The daughter of a church pastor and owner of a California-based durable medical equipment (DME) supply company was found guilty by a jury of Medicare fraud charges for her role in a Medicare fraud scheme that resulted in over $11 million in fraudulent billings to Medicare.
Acting Assistant Attorney General Mythili Raman of the Justice Department’s Criminal Division; U.S. Attorney André Birotte Jr. of the Central District of California; Special Agent in Charge Glenn R. Ferry of the Los Angeles Region of the U.S. Department of Health and Human Services’s Office of Inspector General (HHS-OIG); Assistant Director in Charge Bill Lewis of the FBI’s Los Angeles Field Office; and Special Agent in Charge Joseph Fendrick of the California Department of Justice’s Bureau of Medi-Cal Fraud and Elder Abuse made the announcement.
Obiageli Agbu, 26, of Carson, Calif., was found guilty on July 19, 2013, of one count of conspiracy to commit health care fraud and eight counts of health care fraud following a two-week trial.

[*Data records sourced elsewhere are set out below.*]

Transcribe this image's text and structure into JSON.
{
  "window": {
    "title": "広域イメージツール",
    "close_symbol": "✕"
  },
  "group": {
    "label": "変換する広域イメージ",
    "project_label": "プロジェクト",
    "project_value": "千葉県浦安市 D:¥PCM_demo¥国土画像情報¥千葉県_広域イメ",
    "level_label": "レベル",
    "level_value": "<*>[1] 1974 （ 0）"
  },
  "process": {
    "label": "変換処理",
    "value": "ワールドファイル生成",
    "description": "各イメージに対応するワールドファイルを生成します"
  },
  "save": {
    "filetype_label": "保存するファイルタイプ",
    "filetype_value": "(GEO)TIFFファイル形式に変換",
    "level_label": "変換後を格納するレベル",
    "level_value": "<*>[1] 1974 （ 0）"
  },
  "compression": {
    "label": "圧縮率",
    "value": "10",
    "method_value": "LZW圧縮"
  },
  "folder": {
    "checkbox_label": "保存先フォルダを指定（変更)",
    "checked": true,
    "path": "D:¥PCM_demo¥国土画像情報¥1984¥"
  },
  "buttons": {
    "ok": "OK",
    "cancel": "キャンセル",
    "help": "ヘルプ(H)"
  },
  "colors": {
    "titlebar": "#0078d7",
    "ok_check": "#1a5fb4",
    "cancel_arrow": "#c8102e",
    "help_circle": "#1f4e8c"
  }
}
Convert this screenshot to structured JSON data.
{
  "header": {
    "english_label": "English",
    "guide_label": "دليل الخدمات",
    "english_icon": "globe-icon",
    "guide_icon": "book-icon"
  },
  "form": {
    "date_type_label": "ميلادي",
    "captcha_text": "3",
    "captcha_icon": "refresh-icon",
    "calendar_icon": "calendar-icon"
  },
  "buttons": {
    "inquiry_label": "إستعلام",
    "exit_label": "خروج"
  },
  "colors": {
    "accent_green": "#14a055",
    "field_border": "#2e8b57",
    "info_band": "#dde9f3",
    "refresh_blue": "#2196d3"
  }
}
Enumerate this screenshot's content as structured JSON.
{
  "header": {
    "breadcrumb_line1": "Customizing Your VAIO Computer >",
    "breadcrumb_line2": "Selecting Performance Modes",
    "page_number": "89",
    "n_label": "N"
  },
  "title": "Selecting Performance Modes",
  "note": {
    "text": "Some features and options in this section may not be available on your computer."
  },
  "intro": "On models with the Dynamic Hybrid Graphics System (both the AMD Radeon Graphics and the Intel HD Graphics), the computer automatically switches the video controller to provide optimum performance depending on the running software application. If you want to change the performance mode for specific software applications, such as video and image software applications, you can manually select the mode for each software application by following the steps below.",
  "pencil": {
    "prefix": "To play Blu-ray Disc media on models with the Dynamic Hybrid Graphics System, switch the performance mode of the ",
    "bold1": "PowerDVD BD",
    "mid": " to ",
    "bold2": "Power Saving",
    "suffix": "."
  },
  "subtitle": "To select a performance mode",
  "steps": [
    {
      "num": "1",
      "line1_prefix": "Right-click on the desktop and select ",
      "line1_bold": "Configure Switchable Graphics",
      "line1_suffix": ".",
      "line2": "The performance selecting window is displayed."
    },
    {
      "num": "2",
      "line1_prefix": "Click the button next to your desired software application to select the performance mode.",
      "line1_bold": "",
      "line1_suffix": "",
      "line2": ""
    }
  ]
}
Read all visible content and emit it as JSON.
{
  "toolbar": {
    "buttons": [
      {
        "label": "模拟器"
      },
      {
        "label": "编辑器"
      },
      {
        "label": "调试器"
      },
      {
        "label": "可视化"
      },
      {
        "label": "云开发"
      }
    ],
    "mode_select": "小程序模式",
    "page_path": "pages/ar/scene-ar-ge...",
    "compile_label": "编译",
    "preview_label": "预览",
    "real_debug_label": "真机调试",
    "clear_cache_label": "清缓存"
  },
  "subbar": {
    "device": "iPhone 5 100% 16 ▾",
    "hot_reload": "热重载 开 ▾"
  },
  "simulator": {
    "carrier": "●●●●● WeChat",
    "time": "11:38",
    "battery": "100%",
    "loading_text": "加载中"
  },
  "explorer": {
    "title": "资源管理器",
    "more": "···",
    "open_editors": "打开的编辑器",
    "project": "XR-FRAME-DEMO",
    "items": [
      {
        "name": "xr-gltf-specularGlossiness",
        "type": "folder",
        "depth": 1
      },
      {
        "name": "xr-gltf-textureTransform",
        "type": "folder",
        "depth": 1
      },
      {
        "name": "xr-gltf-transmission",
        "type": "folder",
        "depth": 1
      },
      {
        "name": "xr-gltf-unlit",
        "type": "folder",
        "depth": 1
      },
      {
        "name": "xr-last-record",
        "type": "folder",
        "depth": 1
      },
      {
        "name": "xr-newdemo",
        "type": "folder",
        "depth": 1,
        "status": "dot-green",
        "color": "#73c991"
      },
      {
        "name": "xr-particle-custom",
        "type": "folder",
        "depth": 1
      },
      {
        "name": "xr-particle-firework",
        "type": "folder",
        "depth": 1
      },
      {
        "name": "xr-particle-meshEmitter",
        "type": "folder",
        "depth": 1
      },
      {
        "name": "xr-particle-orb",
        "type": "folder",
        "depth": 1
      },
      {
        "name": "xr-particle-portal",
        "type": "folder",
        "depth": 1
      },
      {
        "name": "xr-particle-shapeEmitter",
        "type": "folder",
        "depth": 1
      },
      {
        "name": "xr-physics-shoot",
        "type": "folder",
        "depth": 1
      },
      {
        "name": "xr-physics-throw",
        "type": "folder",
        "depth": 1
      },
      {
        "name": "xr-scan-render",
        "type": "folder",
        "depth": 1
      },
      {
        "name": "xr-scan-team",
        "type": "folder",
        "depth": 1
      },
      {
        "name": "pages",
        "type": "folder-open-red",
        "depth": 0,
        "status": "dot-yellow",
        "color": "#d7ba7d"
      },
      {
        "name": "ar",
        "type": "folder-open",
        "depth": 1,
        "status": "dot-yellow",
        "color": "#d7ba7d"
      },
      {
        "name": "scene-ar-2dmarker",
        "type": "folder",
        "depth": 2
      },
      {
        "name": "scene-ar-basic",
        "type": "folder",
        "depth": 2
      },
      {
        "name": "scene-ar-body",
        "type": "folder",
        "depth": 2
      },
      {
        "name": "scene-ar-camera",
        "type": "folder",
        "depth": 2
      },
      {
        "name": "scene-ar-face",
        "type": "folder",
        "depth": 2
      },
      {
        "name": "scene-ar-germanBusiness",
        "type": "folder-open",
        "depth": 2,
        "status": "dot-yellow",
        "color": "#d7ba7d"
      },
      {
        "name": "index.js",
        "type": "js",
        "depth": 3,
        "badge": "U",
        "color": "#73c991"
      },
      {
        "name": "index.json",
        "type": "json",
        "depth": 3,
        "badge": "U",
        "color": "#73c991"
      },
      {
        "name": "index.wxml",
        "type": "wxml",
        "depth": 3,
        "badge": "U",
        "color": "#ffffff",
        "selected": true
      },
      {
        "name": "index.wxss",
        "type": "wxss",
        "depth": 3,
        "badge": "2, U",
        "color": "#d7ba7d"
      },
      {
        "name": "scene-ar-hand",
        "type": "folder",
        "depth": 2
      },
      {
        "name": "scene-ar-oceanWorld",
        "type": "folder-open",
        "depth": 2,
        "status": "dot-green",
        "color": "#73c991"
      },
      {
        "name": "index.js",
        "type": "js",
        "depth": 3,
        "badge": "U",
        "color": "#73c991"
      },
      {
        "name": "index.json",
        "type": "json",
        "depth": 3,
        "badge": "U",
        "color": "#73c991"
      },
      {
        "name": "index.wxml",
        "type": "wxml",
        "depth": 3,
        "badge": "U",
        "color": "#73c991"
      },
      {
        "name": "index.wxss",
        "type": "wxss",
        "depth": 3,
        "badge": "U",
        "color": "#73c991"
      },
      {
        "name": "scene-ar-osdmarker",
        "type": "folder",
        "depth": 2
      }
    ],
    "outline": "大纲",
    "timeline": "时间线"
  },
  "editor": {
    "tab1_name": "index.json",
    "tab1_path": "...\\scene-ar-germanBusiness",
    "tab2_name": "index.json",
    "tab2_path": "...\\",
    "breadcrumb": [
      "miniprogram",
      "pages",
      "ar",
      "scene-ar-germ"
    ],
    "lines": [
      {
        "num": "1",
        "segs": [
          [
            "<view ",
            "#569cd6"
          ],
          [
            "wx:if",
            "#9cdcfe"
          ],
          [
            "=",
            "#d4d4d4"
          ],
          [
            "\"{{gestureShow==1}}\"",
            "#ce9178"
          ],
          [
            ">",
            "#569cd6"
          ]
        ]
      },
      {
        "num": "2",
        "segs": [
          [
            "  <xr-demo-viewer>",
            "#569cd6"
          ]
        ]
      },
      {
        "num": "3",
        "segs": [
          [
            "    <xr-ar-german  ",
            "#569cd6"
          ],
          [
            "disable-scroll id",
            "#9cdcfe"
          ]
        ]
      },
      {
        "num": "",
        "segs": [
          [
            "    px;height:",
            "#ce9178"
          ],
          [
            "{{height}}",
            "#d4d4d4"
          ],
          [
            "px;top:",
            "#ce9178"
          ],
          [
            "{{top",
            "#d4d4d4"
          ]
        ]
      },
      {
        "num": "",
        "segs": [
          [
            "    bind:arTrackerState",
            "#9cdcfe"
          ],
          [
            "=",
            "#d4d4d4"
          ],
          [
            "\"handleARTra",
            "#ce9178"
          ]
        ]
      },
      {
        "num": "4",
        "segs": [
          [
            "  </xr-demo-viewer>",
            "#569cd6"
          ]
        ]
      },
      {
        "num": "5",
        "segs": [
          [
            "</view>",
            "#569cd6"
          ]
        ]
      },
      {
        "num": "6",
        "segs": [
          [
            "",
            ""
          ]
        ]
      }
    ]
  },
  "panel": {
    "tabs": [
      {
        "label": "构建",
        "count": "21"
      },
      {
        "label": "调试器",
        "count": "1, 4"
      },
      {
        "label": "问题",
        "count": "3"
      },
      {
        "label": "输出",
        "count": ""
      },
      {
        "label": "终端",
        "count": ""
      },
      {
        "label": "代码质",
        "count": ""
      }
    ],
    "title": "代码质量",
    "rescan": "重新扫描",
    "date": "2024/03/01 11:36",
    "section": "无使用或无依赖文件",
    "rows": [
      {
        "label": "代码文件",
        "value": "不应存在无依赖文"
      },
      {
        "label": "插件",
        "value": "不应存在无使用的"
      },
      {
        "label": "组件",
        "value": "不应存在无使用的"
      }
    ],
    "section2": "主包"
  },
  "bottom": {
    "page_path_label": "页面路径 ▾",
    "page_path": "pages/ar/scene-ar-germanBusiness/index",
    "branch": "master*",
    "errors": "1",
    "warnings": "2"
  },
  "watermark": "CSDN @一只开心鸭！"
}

The evidence introduced at trial showed that Agbu owned Ibon Inc., a fraudulent DME supply company that she operated from a nondescript office building in Carson. Agbu’s father and co-defendant, Charles Agbu, a church pastor who pleaded guilty to Medicare fraud and money laundering charges in December 2012, ran a fraudulent DME supply company called Bonfee Inc. from the same office building that housed Ibon. The trial evidence showed that from Ibon and Bonfee, Agbu, her father and others working with them submitted more than $11 million in fraudulent claims from Ibon and Bonfee to Medicare for expensive, high-end power wheelchairs, hospital beds, braces and other DME that customers either did not need or receive.